Other ideas to place the Battle of Ridgefield in a regional context were to work with groups to establish walking, cycling, and driving self-guided and facilitated battle tours.

Long term, participants supported further archaeology research and considered incentives for developers to grant deed restrictions in areas of most historic significance in the battlefield area. It was also suggested that homeowners be given guidance in land record research and information about what agencies can support preservation efforts.

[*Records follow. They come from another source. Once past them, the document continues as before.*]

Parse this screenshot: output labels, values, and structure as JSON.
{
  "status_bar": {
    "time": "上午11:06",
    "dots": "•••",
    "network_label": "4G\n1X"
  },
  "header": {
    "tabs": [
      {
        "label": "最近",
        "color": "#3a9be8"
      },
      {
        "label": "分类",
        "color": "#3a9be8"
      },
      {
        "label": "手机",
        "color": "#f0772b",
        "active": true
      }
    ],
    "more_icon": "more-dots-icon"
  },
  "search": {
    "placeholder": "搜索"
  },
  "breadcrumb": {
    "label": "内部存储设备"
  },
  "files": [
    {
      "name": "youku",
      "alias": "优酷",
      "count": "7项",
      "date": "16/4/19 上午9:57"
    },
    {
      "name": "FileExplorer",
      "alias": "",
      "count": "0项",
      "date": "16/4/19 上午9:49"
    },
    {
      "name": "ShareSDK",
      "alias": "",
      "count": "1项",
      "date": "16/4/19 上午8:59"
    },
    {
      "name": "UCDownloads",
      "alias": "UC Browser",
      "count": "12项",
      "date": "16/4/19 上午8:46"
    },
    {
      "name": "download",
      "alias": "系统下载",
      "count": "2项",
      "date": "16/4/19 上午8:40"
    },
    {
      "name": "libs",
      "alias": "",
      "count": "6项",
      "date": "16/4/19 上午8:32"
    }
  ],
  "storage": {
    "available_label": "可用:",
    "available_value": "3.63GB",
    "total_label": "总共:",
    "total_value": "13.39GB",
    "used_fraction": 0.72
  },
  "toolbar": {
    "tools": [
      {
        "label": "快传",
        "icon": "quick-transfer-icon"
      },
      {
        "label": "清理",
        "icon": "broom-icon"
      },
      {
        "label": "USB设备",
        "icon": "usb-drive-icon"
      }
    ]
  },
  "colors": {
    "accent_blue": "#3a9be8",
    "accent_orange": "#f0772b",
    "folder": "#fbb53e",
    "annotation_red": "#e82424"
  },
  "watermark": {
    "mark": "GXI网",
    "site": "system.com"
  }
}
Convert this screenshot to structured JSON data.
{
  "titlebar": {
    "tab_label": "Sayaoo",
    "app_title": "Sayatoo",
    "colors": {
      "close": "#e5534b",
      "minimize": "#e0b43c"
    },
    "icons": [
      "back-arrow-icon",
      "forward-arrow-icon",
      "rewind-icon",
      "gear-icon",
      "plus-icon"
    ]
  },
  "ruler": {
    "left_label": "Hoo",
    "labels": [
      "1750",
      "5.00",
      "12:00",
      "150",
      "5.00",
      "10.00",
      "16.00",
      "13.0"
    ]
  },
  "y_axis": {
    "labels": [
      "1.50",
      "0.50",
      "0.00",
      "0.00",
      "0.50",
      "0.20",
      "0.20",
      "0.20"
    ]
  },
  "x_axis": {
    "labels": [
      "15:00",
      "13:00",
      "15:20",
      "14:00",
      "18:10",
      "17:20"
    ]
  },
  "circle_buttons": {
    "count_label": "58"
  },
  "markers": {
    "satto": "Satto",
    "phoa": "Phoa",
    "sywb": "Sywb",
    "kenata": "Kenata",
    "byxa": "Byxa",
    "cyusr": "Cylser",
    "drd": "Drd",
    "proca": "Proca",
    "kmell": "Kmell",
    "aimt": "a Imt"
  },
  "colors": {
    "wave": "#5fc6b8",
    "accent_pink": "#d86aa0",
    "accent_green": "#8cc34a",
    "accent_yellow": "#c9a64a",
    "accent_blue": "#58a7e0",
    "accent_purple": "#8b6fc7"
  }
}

Leading recommendations from the two meetings included:

  • Partnering with the State Historic Preservation office to apply for state historic designation.
  • Partnering with the National Park Service, Weir Farm, and other national parks.
  • Improving coordination and communication with nearby towns and historical societies.
  • Building historic preservation into the Town of Ridgefield budget regardless of selectman.
  • Partnering with town Planning and Zoning to curb development and preserve historic areas
  • Develop a committee now to begin planning for the 250th anniversary of America’s founding

The Community Charrettes were the final elements of this phase of the National Park Service grant. Prior to this step, Heritage Consultants LLC created a 149-page Site Identification and Documentation Plan: Research Survey, Mapping, and Reporting Project, which is available on our website here.